We previously brought you the hidden history of Washington Square Park, but now get a closer look at one of the park’s and city’s most famous monuments: the Washington Square Arch. Standing at the north side of the park, it was dedicated on May 4, 1895, to George Washington as the first president of the United States. The arch has stood in this spot for over 100 years presiding over the park’s colorful and ever evolving culture and history. Here are the top 10 secrets of the Washington Arch.
10. There Used To Be A Wooden Arch In Place Of Today’s Marble
Original wood and plaster arch on 5th Ave at the north end of Washington Square Park. Image via Greenwich Village Society for Historic Preservation
Before the marble arch was built in 1892, there was a temporary wooden arch erected in 1889 to celebrate the centennial of President George Washington’s inauguration (similar to another temporary arch at Madison Square Park). The arch, campaigned by William Rhinelander Stewart, was only supposed to be built temporarily for the celebration. Stewart, a wealthy resident of the area convinced other wealthy residents of the area to contribute funds to build this memorial, and brought in Stanford White, of the famous firm McKim Mead & White for the design.

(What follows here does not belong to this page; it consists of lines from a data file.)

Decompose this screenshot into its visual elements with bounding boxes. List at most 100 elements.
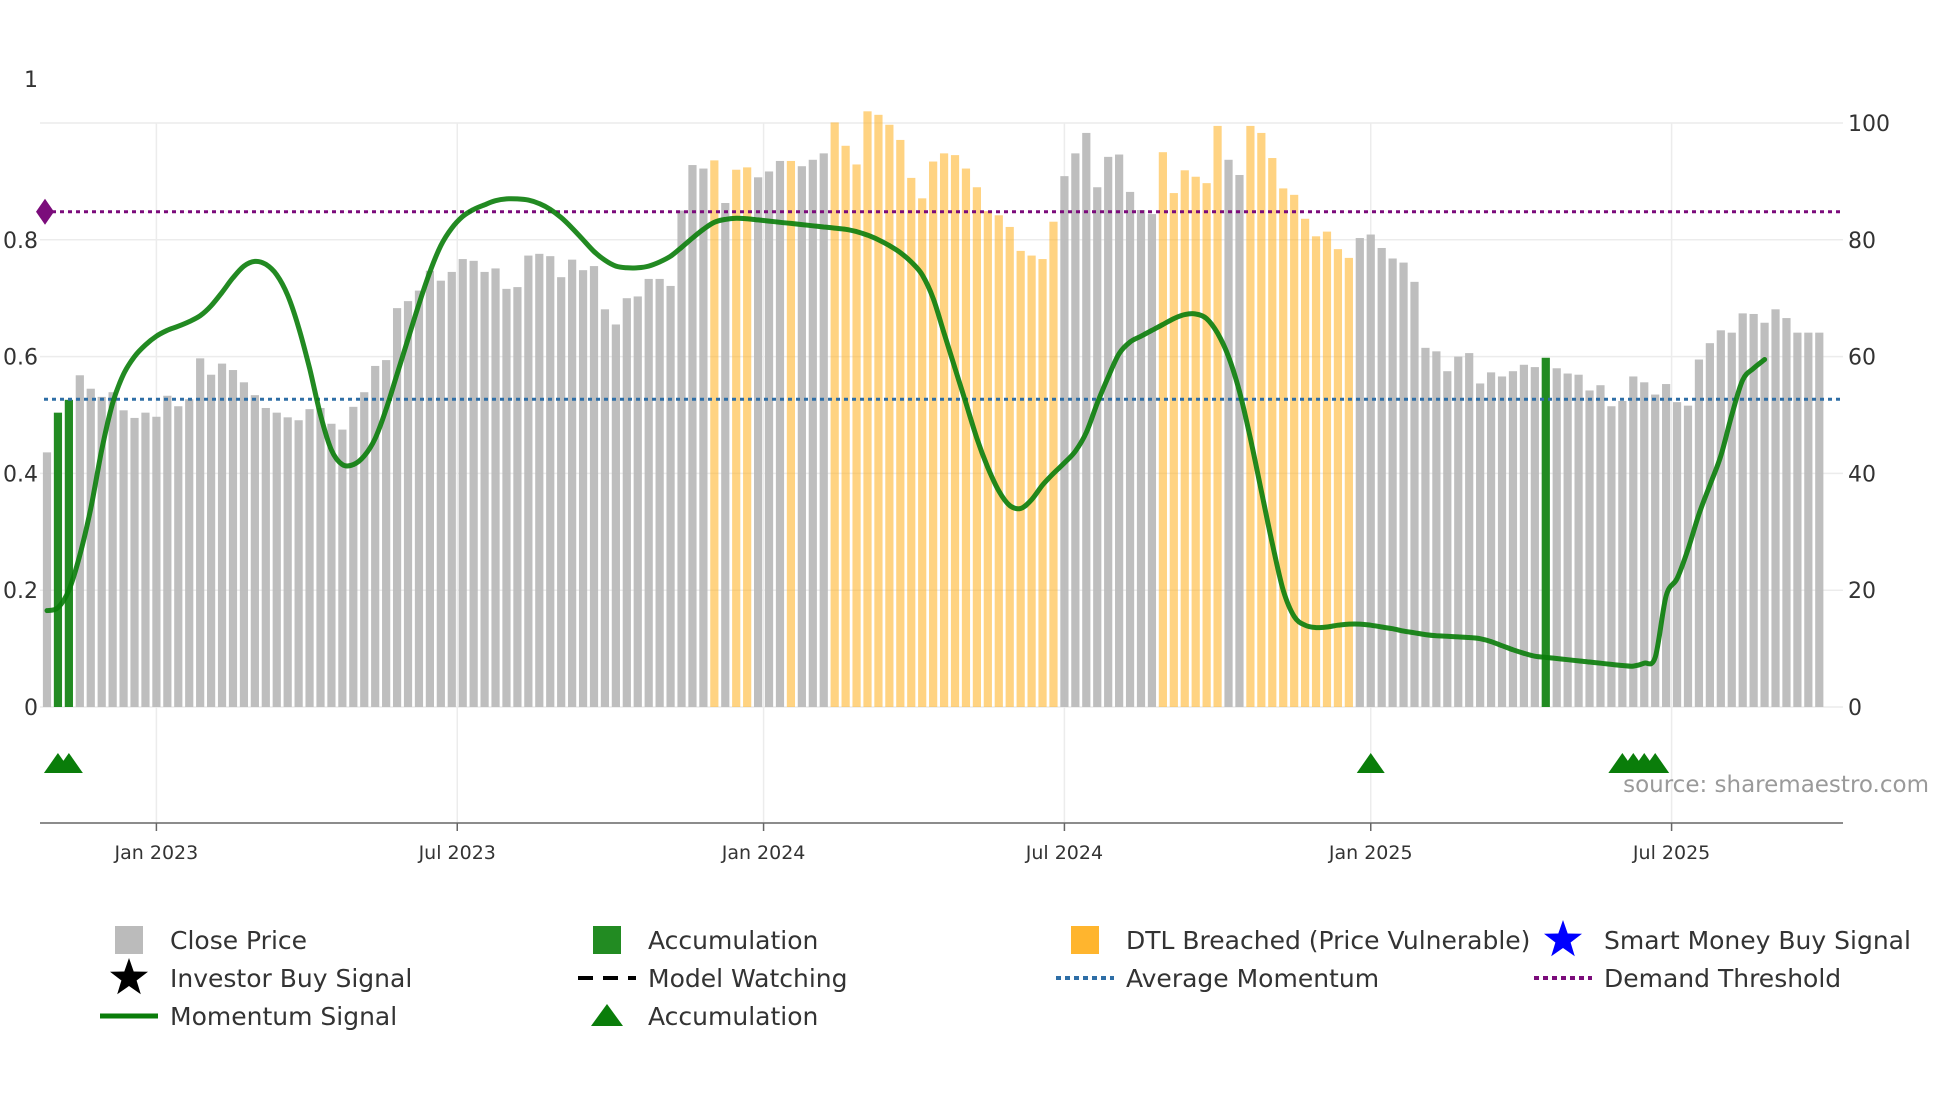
close-price-bar	[491, 268, 500, 707]
close-price-bar	[1585, 390, 1594, 707]
axes: 0 0.2 0.4 0.6 0.8 1 0 20 40 60 80 100 Jan 2023 Jul 20…	[3, 68, 1890, 864]
left-axis-tick-label: 0.8	[3, 229, 38, 254]
dtl-breached-bar	[743, 167, 752, 707]
close-price-bar	[502, 288, 511, 707]
close-price-bar	[1694, 359, 1704, 707]
close-price-bar	[666, 285, 675, 707]
close-price-bar	[819, 153, 828, 707]
dtl-breached-bar	[896, 139, 905, 707]
close-price-bar	[272, 412, 281, 707]
x-axis-tick-label: Jan 2023	[114, 842, 199, 864]
close-price-bar	[1596, 385, 1605, 707]
close-price-bar	[141, 412, 150, 707]
close-price-bar	[392, 308, 402, 707]
close-price-bar	[239, 382, 249, 707]
dtl-breached-bar	[1344, 257, 1353, 707]
dtl-breached-bar	[929, 161, 938, 708]
close-price-bar	[86, 388, 95, 707]
close-price-bar	[1136, 210, 1146, 707]
legend-square-icon	[593, 926, 621, 954]
dtl-breached-bar	[1257, 132, 1266, 707]
legend-label: Close Price	[170, 926, 307, 955]
dtl-breached-bar	[918, 198, 927, 707]
close-price-bar	[75, 375, 84, 707]
dtl-breached-bar	[1180, 170, 1189, 708]
right-axis-tick-label: 100	[1848, 112, 1890, 137]
close-price-bar	[1662, 384, 1671, 707]
dtl-breached-bar	[863, 111, 872, 707]
close-price-bar	[589, 266, 599, 707]
legend-label: Investor Buy Signal	[170, 964, 412, 993]
close-price-bar	[261, 407, 270, 707]
dtl-breached-bar	[732, 169, 741, 708]
close-price-bar	[305, 409, 314, 707]
dtl-breached-bar	[1333, 249, 1343, 707]
dtl-breached-bar	[972, 187, 981, 708]
close-price-bar	[578, 270, 588, 707]
close-price-bar	[611, 324, 620, 707]
right-axis-tick-label: 0	[1848, 696, 1862, 721]
close-price-bar	[152, 416, 161, 707]
close-price-bar	[1651, 394, 1660, 707]
close-price-bar	[1476, 383, 1485, 707]
legend-label: Accumulation	[648, 926, 818, 955]
close-price-bar	[655, 278, 664, 707]
close-price-bar	[721, 203, 730, 707]
right-axis-tick-label: 40	[1848, 462, 1876, 487]
legend-item: Demand Threshold	[1534, 964, 1841, 993]
close-price-bar	[688, 165, 697, 708]
close-price-bar	[185, 399, 194, 707]
close-price-bar	[163, 395, 172, 707]
close-price-bar	[425, 270, 434, 707]
close-price-bar	[1607, 406, 1616, 707]
close-price-bar	[1716, 330, 1725, 707]
close-price-bar	[1443, 371, 1452, 707]
accumulation-bar	[53, 412, 63, 707]
close-price-bar	[1224, 159, 1233, 708]
close-price-bar	[1366, 234, 1375, 708]
close-price-bar	[1618, 400, 1627, 707]
dtl-breached-bar	[1246, 125, 1255, 708]
close-price-bar	[403, 301, 413, 707]
dtl-breached-bar	[841, 145, 850, 707]
close-price-bar	[1563, 373, 1572, 707]
dtl-breached-bar	[1268, 158, 1277, 708]
close-price-bar	[535, 253, 544, 707]
legend-item: Smart Money Buy Signal	[1544, 920, 1911, 957]
legend-label: DTL Breached (Price Vulnerable)	[1126, 926, 1530, 955]
x-axis-tick-label: Jan 2024	[721, 842, 806, 864]
left-axis-tick-label: 0.4	[3, 462, 38, 487]
dtl-breached-bar	[830, 122, 839, 708]
close-price-bar	[764, 171, 774, 708]
dtl-breached-bar	[1049, 221, 1058, 707]
close-price-bar	[1760, 322, 1769, 707]
legend-star-icon	[1544, 920, 1582, 957]
close-price-bar	[1815, 332, 1824, 707]
momentum-signal-line	[44, 196, 1768, 669]
close-price-bar	[546, 256, 555, 707]
close-price-bar	[196, 358, 205, 707]
accumulation-marker	[1641, 753, 1670, 773]
close-price-bar	[699, 168, 708, 708]
legend-item: Close Price	[115, 926, 307, 955]
close-price-bar	[568, 259, 577, 707]
close-price-bar	[338, 429, 347, 707]
close-price-bar	[600, 309, 610, 707]
dtl-breached-bar	[1322, 231, 1332, 707]
close-price-bar	[1672, 402, 1682, 707]
legend-item: Momentum Signal	[100, 1002, 397, 1031]
close-price-bar	[130, 417, 139, 707]
close-price-bar	[436, 280, 445, 707]
dtl-breached-bar	[939, 153, 949, 707]
close-price-bar	[1705, 343, 1714, 707]
dtl-breached-bar	[885, 124, 894, 707]
close-price-bar	[1738, 313, 1747, 707]
close-price-bar	[1519, 364, 1528, 707]
legend-item: Model Watching	[578, 964, 848, 993]
close-price-bar	[1355, 238, 1364, 708]
close-price-bar	[677, 210, 686, 707]
accumulation-marker	[1356, 753, 1385, 773]
close-price-bar	[1421, 347, 1430, 707]
legend-label: Momentum Signal	[170, 1002, 397, 1031]
close-price-bar	[754, 177, 763, 707]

On April 30, 1889, the wooden arch was decorated and lit up for the centennial. To build and decorate the whole thing cost $2,700, which is about $71,000 today.
The temporary arch became very popular and sparked a new campaign that brought in $150,000 (for a more permanent arch. And so in 1890, the marble arch in Washington Square Park that we are all familiar with today, still stands albeit a few feet south of where the original stood.